Joao Biehl

Joao Biehl

Fellow: Awarded 2008
Field of Study: Iberian and Latin American History

Competition: US & Canada

Princeton University

João Biehl, Professor of Anthropology at Princeton University, is the author of Vita: Life in a Zone of Social Abandonment (2005) and Will to Live: AIDS Therapies and the Politics of Survival (2007). He also co-edited the book Subjectivity: Ethnographic Investigations (2007). Vita garnered six book awards, including the 2007 Margaret Mead Award, and  Will to Live has been awarded the 2008 Diana Forsythe Prize.
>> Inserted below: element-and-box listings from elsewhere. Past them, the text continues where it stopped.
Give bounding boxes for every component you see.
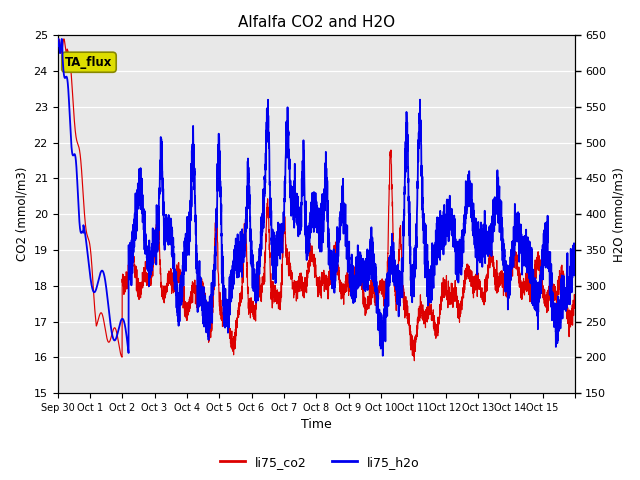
Y-axis label: CO2 (mmol/m3): CO2 (mmol/m3) xyxy=(15,167,28,262)
Title: Alfalfa CO2 and H2O: Alfalfa CO2 and H2O xyxy=(237,15,395,30)
Text: TA_flux: TA_flux xyxy=(65,56,113,69)
Y-axis label: H2O (mmol/m3): H2O (mmol/m3) xyxy=(612,167,625,262)
Legend: li75_co2, li75_h2o: li75_co2, li75_h2o xyxy=(215,451,425,474)
X-axis label: Time: Time xyxy=(301,419,332,432)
Before joining the Princeton faculty in 2001, Mr. Biehl was a National Institute of Mental Health Postdoctoral Fellow at Harvard University. He earned a Ph.D. in anthropology from the University of California at Berkeley (1999) and a Ph.D. in religion from the Graduate Theological Union (1996). He earned undergraduate degrees in theology and journalism and a master’s degree in philosophy from academic institutions in Brazil.  Mr. Biehl was a member of the School of Social Science and of the School of Historical Studies of the Institute for Advanced Study and a visiting professor at the École des hautes études en sciences sociales.

During his tenure as a Guggenheim Fellow, Mr. Biehl will be working on a new book titled The Valley of Lamentation: Spirituality and War in a German Community in 19th Century Brazil.  He is also leading a research project on the aftermath of large-scale drug rollouts in resource-poor settings (with a focus on drug resistance and access to second-line treatments and on judicial claims to high-cost medicines).

João Biehl received Princeton’s Presidential Distinguished Teaching Award in 2005.